Месть - Владислав Иванович Романов
Шрифт:
Интервал:
Закладка:
Они приехали домой с Кировым уже около девяти. Эта была другая сталинская квартира в Кремле. Ту, в которой застрелилась Надя в ноябре 1932 года, он отдал Бухарину. Не мог в ней жить. А Бухарина эти воспоминания не мучают. Чего он зацепился за Бухарина?.. «А-а!» — вдруг промычал Коба. Он вспомнил, как в дневной перерыв перед обедом случайно натолкнулся на одну неприятную сценку: Бухарин обнимал Кирова и что-то ему нашептывал на ухо. Нежно так за плечико обнимал и сиял всем лицом, к Кирову обращенным. Это и резануло. И настроение испортилось. И за обедом он сидел мрачный. Через полчаса появился Киров, стал извиняться, что запоздал, но о разговоре с Бухариным ни слова. Вот о чем они так долго говорили?

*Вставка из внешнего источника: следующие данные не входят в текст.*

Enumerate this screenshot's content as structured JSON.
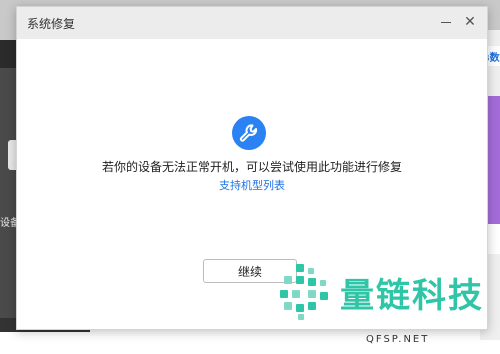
{
  "background_app": {
    "left_label": "设备",
    "right_label": "B数据"
  },
  "dialog": {
    "title": "系统修复",
    "minimize_glyph": "",
    "close_glyph": "✕",
    "icon": "wrench-icon",
    "message": "若你的设备无法正常开机，可以尝试使用此功能进行修复",
    "link_text": "支持机型列表",
    "continue_label": "继续"
  },
  "watermark": {
    "text": "量链科技",
    "subtext": "QFSP.NET"
  },
  "colors": {
    "accent": "#2b82f2",
    "link": "#1f74e3",
    "watermark": "#2fc6a8"
  }
}
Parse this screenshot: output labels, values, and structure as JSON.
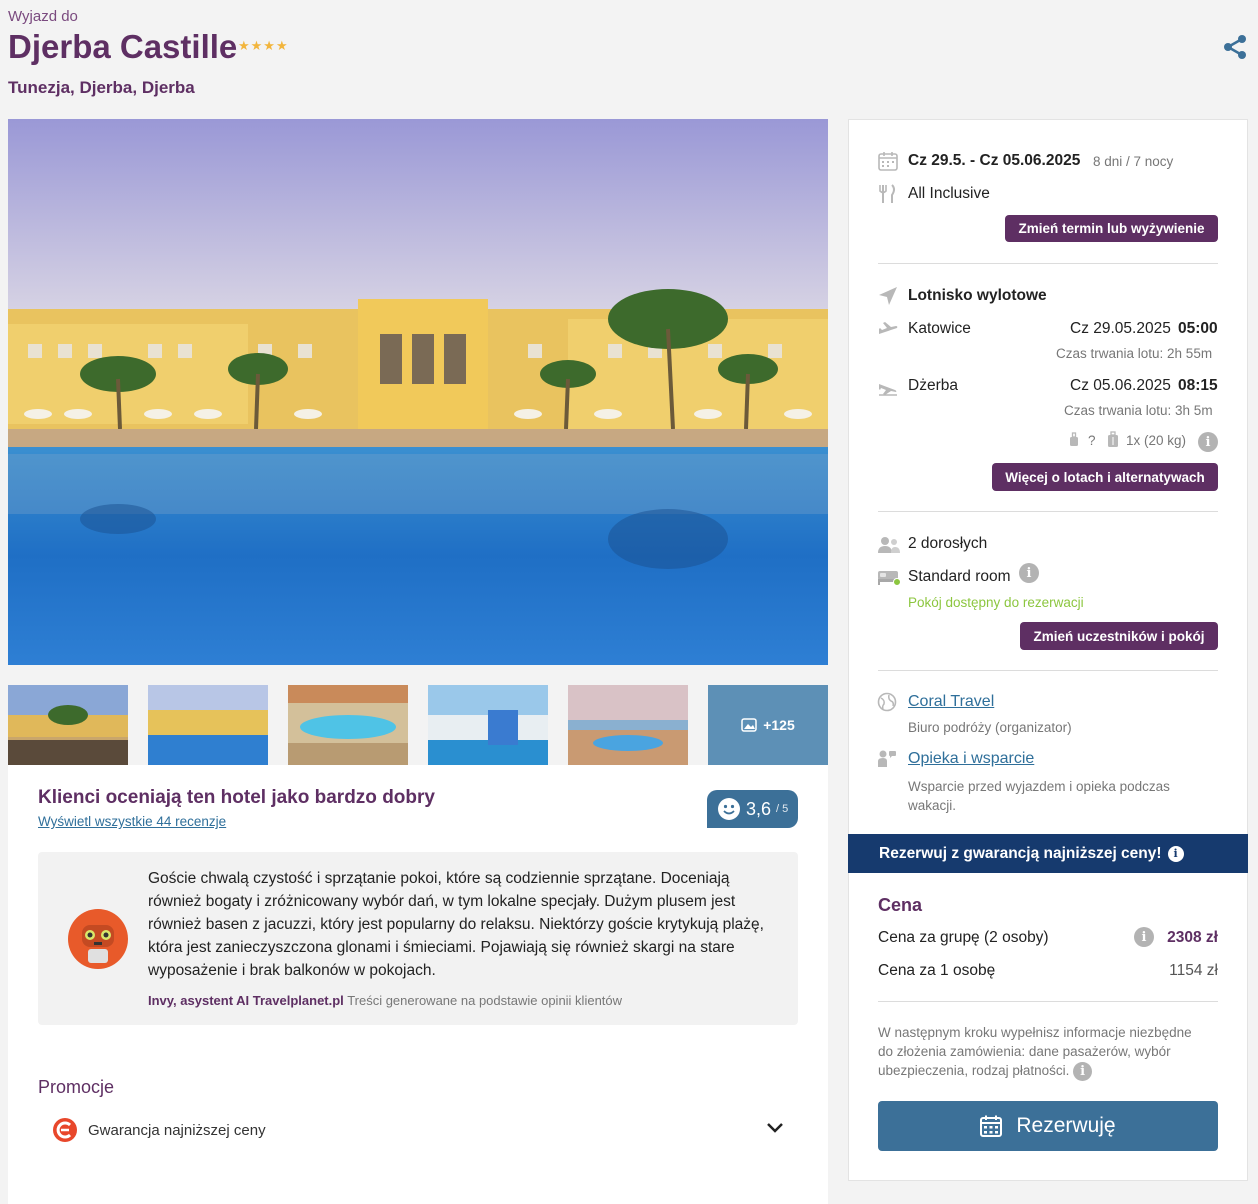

И вечером, когда провожались, Бухарин с чувством жал руку Кирову, явно напрашиваясь к ним в гости барашка покушать. Если б Сталин позвал — вприпрыжку бы побежал. Но Сталин не позовет. Никогда. Пусть радуется, что из списков кандидатов в члены ЦК его фамилию не вычеркнул. Пусть немного погарцует и крылышки распушит. А Сталин опять их подрежет. Теперь уж не выпустит. Киров человек деликатный, он знает о распрях Кобы с Бухариным и тоже не позовет его в гости. Но в душе, наверное, хотел бы позлословить с Бухариным…
Сталин даже остановился, осознав всю опасность такой ситуации, но Киров, идя впереди, уже весело болтал о чем-то с Ворошиловым. «Нет, Киров так не думает. Мой Киров не может так думать», — пронеслось в голове. Коба взглянул на Паукера, шедшего с ним рядом. Встретившись взглядом с сияющей рожей Паукера, Сталин усмехнулся.
— Что у тебя чертики из глаз все время лезут? — недовольно спросил Сталин.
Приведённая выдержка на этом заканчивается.